850 Conflict Termination: Dynamics of the Peace Process (3:3:0). Conducts an analytical study of the nature of the "peace process" in terminating international, transnational, and civil conflicts. The course analyzes parties' decision-making procedures during processes of deescalation, prebargaining, and negotiation. It also examines the impact of various third-party roles (mediator, conciliator, facilitator) on the overall process, including implementation and monitoring of agreements. Efforts to terminate such conflicts as the Iran-Iraq war, the Cyprus dispute, and the Eritrean conflict are investigated as exemplary case studies.

890 Practicum in Conflict Analysis and Resolution (two semesters) (3:3:0). Prerequisites or corequisites: CONF 501, 613, and 623 or 633, and permission of instructor. Involves students in an in-depth field study of an ongoing conflict situation and of intervention processes undertaken to manage or resolve that conflict.

897 Directed Reading (1-3:0:0). Independent reading at the doctoral level on a specific topic related to conflict and conflict resolution as agreed to by the student and a faculty member.

900 Integrating Theory and Method in Conflict Analysis (3:3:0). Prerequisites: CONF 801, 802, and at least nine more credits in the doctoral core program. Analyzes the theoretical basis undergirding the methods of research in conflict resolution. The course explores how theory is built through the reciprocal influence of research and practice.

901 Theory Development (3:3:0). Prerequisites: CONF 801, 802, and 900, or permission of instructor. Examines recent developments in theory and research in conflict analysis, with particular emphasis on project and dissertation work recently undertaken and completed. The purpose of the course is to link ongoing research in this and parallel fields to students' own plans for dissertation work, and examine methodological approaches as well as the direction and focus of current, substantive research.
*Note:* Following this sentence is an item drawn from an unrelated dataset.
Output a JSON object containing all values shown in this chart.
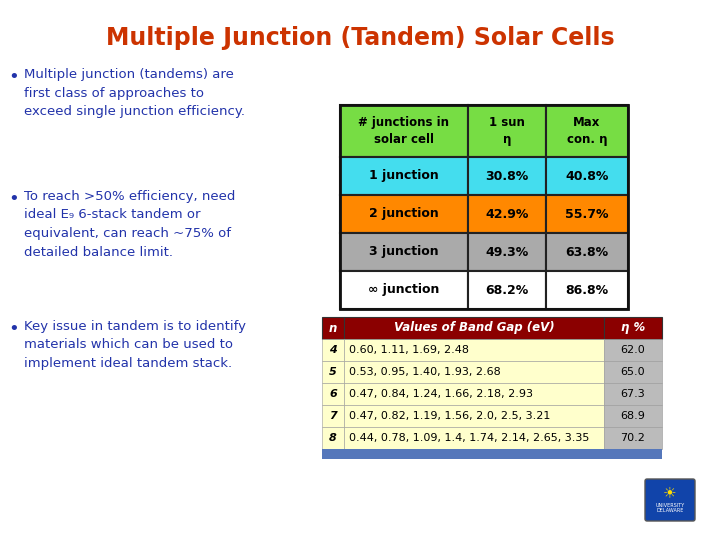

998 Doctoral Dissertation Proposal (3:3:0). Prerequisite: Successful completion of all course work and doctoral qualifying examinations. Work on a research proposal that forms the basis for a doctoral dissertation. May be repeated for up to six hours total credit toward the degree.

999 Doctoral Dissertation Research (Credits vary. At least six credits must be taken toward the degree.) Research on an approved dissertation topic under the direction of a committee. (Note: At least 12 credits of 998 and 999 must be accumulated toward the degree.)